Davalılar ayrı ayrı, uygun tedaviyi uyguladıklarını, olayın meydana gelmesinde herhangi bir kusurları bulunmadığını belirterek, davanın reddine karar verilmesi gerektiğini savunmuşlardır.
Mahkemece; Genel Kurul Raporunda Dr. ..."ın gerekli sevk işlemini yapmadığı için 2/8 oranında kusurlu olduğunun belirtildiği, diğer doktorların kusur oranlarına ilişkin herhangi bir değerlendirme yapılmasa da ölüm tarihine daha yakın muayeneleri yapan davalı doktorlar ... ve Abdulkadir Yıldızın sorumlu olmamasının düşünülmeyeceğini, ancak önceki süreçlerde yer alan Dr. ..."ın sorumluluğunun bulunmadığını, Genel Kurul Raporunun son bölümünde yer alan "kişinin klinik bulguları, kusurlu eylem ile ölüm arasında geçen süre dikkate alındığında sevk işlemi gerçekleştirilmesi ve zamanında tanı konularak uygun tedavisinin yapılması durumunda dahi kurtulmanın kesin olmadığı cihetle kusurlu eylemle ölüm arasında kesin bir illiyet bağı kurulamayacağı" yönündeki tespitin, davalı doktorların vekillik sözleşmesinden kaynaklanan özen borcuna dayalı sorumluluk ilkeleri gözönüne alındığında, doktorların özen yükümlüğünden kaynaklanan sorumluluğunu ortadan kaldırmayacağı gerekçesiyle açılan davanın kısmen kabulüne karar verilmiştir.

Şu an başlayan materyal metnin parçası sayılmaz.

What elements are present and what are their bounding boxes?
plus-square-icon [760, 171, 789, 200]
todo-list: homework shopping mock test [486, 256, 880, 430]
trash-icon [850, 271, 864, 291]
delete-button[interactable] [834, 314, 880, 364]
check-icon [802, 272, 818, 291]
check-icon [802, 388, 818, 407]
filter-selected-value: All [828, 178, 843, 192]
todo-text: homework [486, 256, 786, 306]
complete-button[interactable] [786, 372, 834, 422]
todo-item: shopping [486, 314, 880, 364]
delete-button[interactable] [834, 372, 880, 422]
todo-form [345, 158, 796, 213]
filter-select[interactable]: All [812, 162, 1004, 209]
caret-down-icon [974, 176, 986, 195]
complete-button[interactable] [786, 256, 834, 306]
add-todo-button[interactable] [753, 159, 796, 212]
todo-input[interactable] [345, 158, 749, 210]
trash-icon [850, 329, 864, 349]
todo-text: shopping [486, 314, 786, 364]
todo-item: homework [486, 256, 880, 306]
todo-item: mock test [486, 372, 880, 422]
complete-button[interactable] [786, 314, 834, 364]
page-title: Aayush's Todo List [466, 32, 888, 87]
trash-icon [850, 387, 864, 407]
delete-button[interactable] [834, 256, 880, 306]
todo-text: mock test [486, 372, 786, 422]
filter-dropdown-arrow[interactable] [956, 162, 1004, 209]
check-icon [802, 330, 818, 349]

Davaya konu olayla ilgili olarak; mahkemece Adli Tıp Kurumu Genel Kurulundan alınan 28.05.2015 tarih ve 1164 sayılı raporda sonuç itibariyle; "kişinin klinik bulguları, kusurlu eylem ile ölüm arasında geçen süre dikkate alındığında sevk işlemi gerçekleştirilmesi ve zamanında tanı konularak uygun tedavisinin yapılması durumunda dahi kurtulmanın kesin olmadığı cihetle kusurlu eylemle ölüm arasında kesin bir illiyet bağı kurulamayacağı" tespit edilmiş olduğu anlaşılmakla, nedensellik bağı yokluğu nedeniyle davanın tümden reddine karar verilmesi gerekirken, yanılgılı gerekçe ile kısmen kabulüne karar verilmesi doğru görülmemiş ve hükmün bu nedenle bozulması gerekmiştir.
SONUÇ : Temyiz olunan kararın, yukarıda (2) numaralı bentte açıklanan nedenlerle davalılardan ..., ... ve Abdulkadir Yılmaz yararına BOZULMASINA, bozma nedenine göre davacının bu davalılara yönelik temyiz itirazlarının incelenmesine yer olmadığına, davacı vekilinin davalılardan ..."a yönelik temyiz itirazlarının (1) numaralı bentte gösterilen nedenlerle reddine ve temyiz eden davalılardan peşin alınan harcın istek halinde geri verilmesine 31/05/2018 gününde oybirliğiyle karar verildi.